FourthApp

I'm currently an intern at Mission St. Manufacturing. We're a 3D printing company that's trying to streamline 3D printing. If you're not familiar with 3D printers, imagine building up an object with a hot glue gun, carefully squeezing out layer upon layer of plastic. That is exactly what a 3D printer does.

One of the problems we are fixing is that you have to jump through a ton of hoops to print something. Making a 3D model is hard. Once you have a model you have to turn that into instructions for your printer, and once you have the instructions, you have to actually print them. We hide most of this on our server so nobody has to deal with it.

You can't hide the actual modeling, so we're making tablet apps that make simple 3D modeling really simple. We've got a few in the works. Let's take a look at one that turns your finger drawings into real things that you can hold. Its code name is FourthApp.

First you draw something. It's kind of like Paint. No spray-can, though.

Then you hit print preview. We turn it into a 3D model and send it back down for your perusal:

If it turns out satisfactorily you can choose to print your part:

Which ends up looking like this:

You are, no doubt, curious as to how this all works. I'd love to tell you, but first we need to understand the basics. Namely, what does making a 3D model entail? Conceptually, it's pretty easy - you take a picture, figure out what you want the model to look like, and draw triangles on the model until it's all covered, like this:

This is grabbed from an
open-source program called MeshLab.

Once you have that, you can cut it into thin horizontal slices; then you can write instructions to tell the printer how to move on each layer. This process is called toolpath generation or slicing.

However, the devil is in the details. We tried several different ways of making models, which can be lumped into one of two categories: path-based and image-based.

We started with a path-based method, which works like this: we track the path the finger traces across the screen. Then we draw two paths on either side, marking the bottom edges of the model. Then we play connect-the-dots and make the triangles for the bottom face. Next we make a copy of the bottom and move it up to make the top face. Finally, we connect the top and bottom faces to each other to make the sides. Ta-da!

This runs into some problems, though, when the path crosses over itself. We end up with some triangles inside the model! The internal triangles make it hard to determine the border of each slice. This really messes with your toolpaths. We decided to try to detect the self-intersections. This worked by checking each edge against each other edge to see if they crossed. This is slow - when you start drawing complex pictures, the brush noticeably lags behind your finger as we accumulate more edges to check.

While trying to fix the code we started thinking about other approaches. What if we took a screenshot and turned that into a 3D model? We'd avoid the self-intersecting paths altogether - once you have painted an area black, it doesn't matter if you go over it again. It will still be black. It will be black until the end-times, no matter how many times you draw over it. This was really exciting! So we started hacking on it.

Soon we had something that kind of worked. The idea is pretty simple: you look at each pixel in the picture, keeping track of how dark each pixel is. This will correspond to height later. Each pixel has a 2D position already. You can put that together with the heights you just found to get a bunch of 3D points. Then you draw a bunch of triangles in a giant game of connect-the-three-dimensional-dots, and voila! You have a 3D model!

This method makes a lot of triangles. In fact, it makes about 10 times as many as the last one. This means it's 10 times bigger, 10 times harder to send over the Internet, 10 times harder to slice. To alleviate these problems, we shrunk down the resolution of the images, but ran into another snag: at such low resolutions, the beautiful, organic curves (sensuous, even) that people were drawing became jagged pixelated blocks. That can be helpful if you are trying to print out characters from Super Mario, but that's not exactly what we want. We tried to find a happy medium between slow and pretty, but it wasn't there.
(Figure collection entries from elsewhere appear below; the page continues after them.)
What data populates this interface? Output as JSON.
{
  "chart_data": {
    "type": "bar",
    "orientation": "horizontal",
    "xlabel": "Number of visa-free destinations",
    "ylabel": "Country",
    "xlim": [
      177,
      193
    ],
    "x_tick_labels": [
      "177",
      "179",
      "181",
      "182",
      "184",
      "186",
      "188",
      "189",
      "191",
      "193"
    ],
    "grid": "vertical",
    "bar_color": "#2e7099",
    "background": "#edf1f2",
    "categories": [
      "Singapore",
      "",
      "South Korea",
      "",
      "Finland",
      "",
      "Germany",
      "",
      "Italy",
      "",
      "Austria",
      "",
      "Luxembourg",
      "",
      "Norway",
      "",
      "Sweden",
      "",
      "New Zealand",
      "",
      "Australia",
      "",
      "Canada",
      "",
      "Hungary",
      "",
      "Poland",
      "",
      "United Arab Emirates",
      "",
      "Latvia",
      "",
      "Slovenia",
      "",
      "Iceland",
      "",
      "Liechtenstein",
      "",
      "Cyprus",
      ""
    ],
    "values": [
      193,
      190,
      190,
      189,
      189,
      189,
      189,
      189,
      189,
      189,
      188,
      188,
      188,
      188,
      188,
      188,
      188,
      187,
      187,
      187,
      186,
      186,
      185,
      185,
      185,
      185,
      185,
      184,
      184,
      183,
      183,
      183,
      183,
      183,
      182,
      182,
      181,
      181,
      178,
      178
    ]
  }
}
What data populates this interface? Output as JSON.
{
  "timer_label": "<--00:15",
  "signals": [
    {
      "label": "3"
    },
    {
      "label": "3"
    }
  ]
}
Now we've hacked together another solution. The benefit of the path-based approach is that the model itself is much smaller and simpler; the benefit of the image-based approach is that we don't have to deal with self-intersecting curves. A hybrid solution gets us both of these. The app sends us a picture of what the user has drawn. Then we use a nice program called potrace to trace the edges of the drawing. From there, we connect the dots and get a model which is as simple and smooth as a path-based one without any of the self-intersection issues.

Of course, there's still ways to improve. I'm working on an extension to this hybrid method that will let you use different shades of grey in your drawing to indicate different thicknesses. We can trace those edges with potrace to get the profile of each slice. Then we can stack them on top of each other to create the model. This lets you make things that are bumpy on top. You'd really be getting somewhere.

Astute readers may notice that we don't need to turn the picture into triangles to make toolpaths. All the printer does is fill in one horizontal slice of the object and move up, so if we know what each slice looks like we can make toolpaths straight from that. Luckily, the different levels of grey represent exactly that! Instead of stacking the slices, turning that into triangles, then slicing up the triangles again, we can skip that middle step. This business of translating between slices and triangles gets into deep waters very quickly, though, and deserves its own post.